Des vulnérabilités déjà découvertes
Chez Fidus Information Security, spécialiste de la cybersécurité basé au Royaume-Uni, les chercheurs ont rapidement mis au jour des failles dans les systèmes backend utilisés par l'application Click to Pray, disponible pour iOS et Android.
« Un de nos chercheurs a décidé de vérifier le code et, en à peine 10 minutes, a découvert des problèmes évidents », a expliqué Andrew Mabbitt, fondateur de Fidus. « On dirait que quelqu'un a pris une application de groupe de fitness et l'a intégrée au code existant qui laisse tout compte d'utilisateur piratable ».

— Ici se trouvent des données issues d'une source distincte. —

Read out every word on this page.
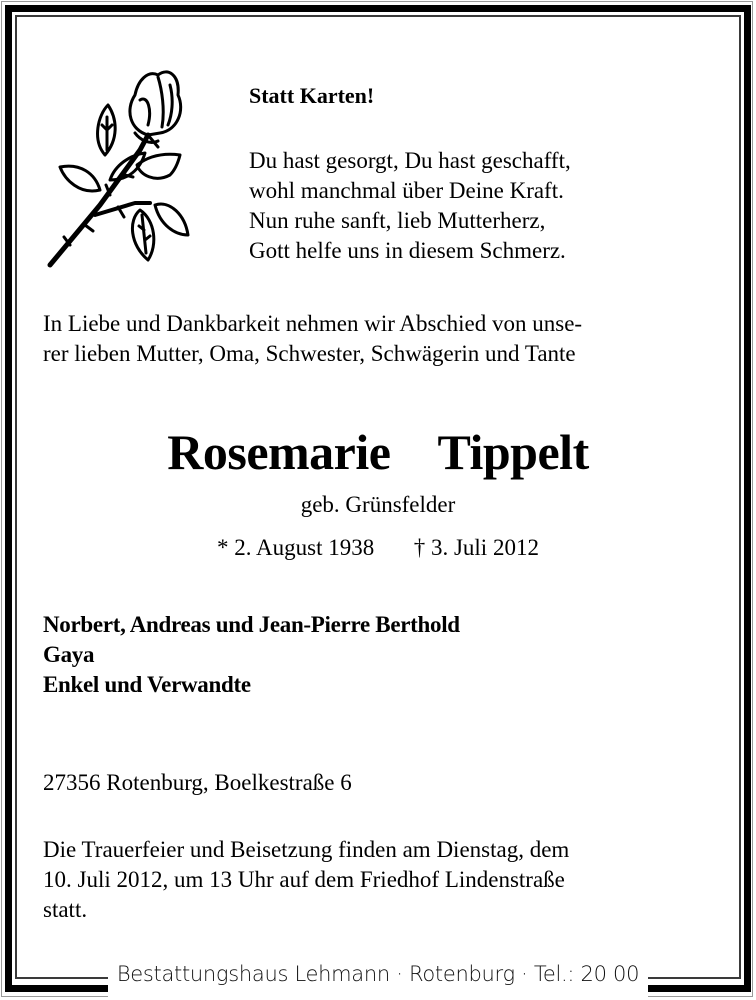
Statt Karten!
Du hast gesorgt, Du hast geschafft,
wohl manchmal über Deine Kraft.
Nun ruhe sanft, lieb Mutterherz,
Gott helfe uns in diesem Schmerz.
In Liebe und Dankbarkeit nehmen wir Abschied von unse-
rer lieben Mutter, Oma, Schwester, Schwägerin und Tante
Rosemarie  Tippelt
geb. Grünsfelder
* 2. August 1938 † 3. Juli 2012
Norbert, Andreas und Jean-Pierre Berthold
Gaya
Enkel und Verwandte
27356 Rotenburg, Boelkestraße 6
Die Trauerfeier und Beisetzung finden am Dienstag, dem
10. Juli 2012, um 13 Uhr auf dem Friedhof Lindenstraße
statt.
Bestattungshaus Lehmann · Rotenburg · Tel.: 20 00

Chris, le chercheur qui a trouvé la faille a expliqué qu'il y avait deux problèmes principaux. Tout d'abord, lorsque vous installez l'application Click to Pray, vous êtes invité à créer un compte en ligne. Il y a trois manières de se connecter à l'application :
- par une authentification Google
;- par une authentification Facebook
;- par une connexion par courrier électronique classique - il s’agit du paramètre problématique qui ne permet pas de saisir un mot de passe, mais plutôt un code PIN à 4 chiffres.
En clair, votre profil peut être protégé par un code PIN à quatre chiffres, un moyen d'authentification qui peut tomber face à une attaque par force brute étant donné que l'utilisateur dispose de tentatives illimitées et aucun mécanisme n'est embarqué pour ralentir le processus.
Ensuite, l'application communique avec ses systèmes backend via des appels d'API : sendPIN et resetPIN. En raison d'une vulnérabilité dans le code, il était possible d'envoyer l'adresse électronique d'un utilisateur via cette API et de récupérer le code PIN du compte correspondant dans un format lisible. Cela signifiait que si quelqu'un envoyait l'adresse électronique d'un inconnu, il pourrait avoir accès au profil Click to Pray correspondant, s'il en existait un.
Il note que « le code PIN à 4 chiffres contrôle l’accès à l’application et, lors de la réinitialisation d’un compte utilisateur, est envoyé à l’e-mail enregistré. Lorsque l’application demande l’envoi d’un code PIN, elle appelle "resend_pin" qui envoie le code PIN à l’e-mail, mais renvoie également de manière catastrophique le code PIN à la réponse de l’API; permettant à quiconque d'obtenir le code PIN à 4 chiffres envoyé SANS accès par courrier électronique ».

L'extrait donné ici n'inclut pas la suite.